7:7-16 Plain truths as to the shortness and vanity of man's life, and the certainty of death, do us good, when we think and speak of them with application to ourselves. Dying is done but once, and therefore it had need be well done. An error here is past retrieve. Other clouds arise, but the same cloud never returns: so a new generation of men is raised up, but the former generation vanishes away. Glorified saints shall return no more to the cares and sorrows of their houses; nor condemned sinners to the gaieties and pleasures of their houses. It concerns us to secure a better place when we die. From these reasons Job might have drawn a better conclusion than this, I will complain. When we have but a few breaths to draw, we should spend them in the holy, gracious breathings of faith and prayer; not in the noisome, noxious breathings of sin and corruption. We have much reason to pray, that He who keeps Israel, and neither slumbers nor sleeps, may keep us when we slumber and sleep. Job covets to rest in his grave.
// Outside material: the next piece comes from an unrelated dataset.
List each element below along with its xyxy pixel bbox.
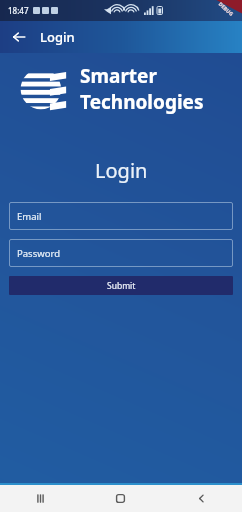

Doubtless, this was his infirmity; for though a good man would choose death rather than sin, yet he should be content to live as long as God pleases, because life is our opportunity of glorifying him, and preparing for heaven.As the cloud is consumed and vanisheth away,.... Which being dispersed by the wind, or broke up by the sun, is never seen, or returns more; for though the wise man speaks of clouds returning after the rain, this is not to be understood of the same clouds, but of succeeding ones, Ecclesiastes 12:2; so pardon of sin is expressed by the same metaphor, to show that sin thereby is no more, no more to be seen or remembered, Isaiah 43:25; the Targum renders it "as smoke", by which the shortness and consumption of men's days are expressed, Psalm 102:3; but by the simile of a cloud here is not so much designed the sudden disappearance of life as the irrevocableness of it when gone, as the reddition or application following shows:

so he that goeth down to the grave shall come up no more; the grave is the house or long home that all must go to, it being the appointment of God that all should die, or be in the state of the dead; which is meant by the grave, since all are not interred in the earth; and this, as here, is frequently expressed, as if it was man's act being hither brought; and when it designs an interment in the earth, it is with great propriety called a going down; and however that be, yet the state of the dead is a state of humiliation, a coming down from all the grandeur, honour, and glory of the present state, which are all laid in the dust; and when this is man's case, he comes up no more from it, that is, of himself, by his own power; none but Christ, who is God over all, ever did this; or none naturally, or by the laws of nature, for noticing short of almighty power can effect this; it must be done in an extraordinary way, and is no less than a miraculous operation; nor will this be done until the general resurrection of the just and unjust, when all that are in their graves shall come forth, the one to the resurrection of life, and the other to the resurrection of damnation; excepting in some few instances, as the Shunammite's son, 2 Kings 4:32; the man that touched the bones of the prophet Elisha, 2 Kings 13:21; the daughter of Jairus, Mark 5:41; the widow of Nain's son, Luke 7:14; Lazarus, John 11:43; and those that rose at our Lord's resurrection, Matthew 27:53; this is further explained in Job 7:10.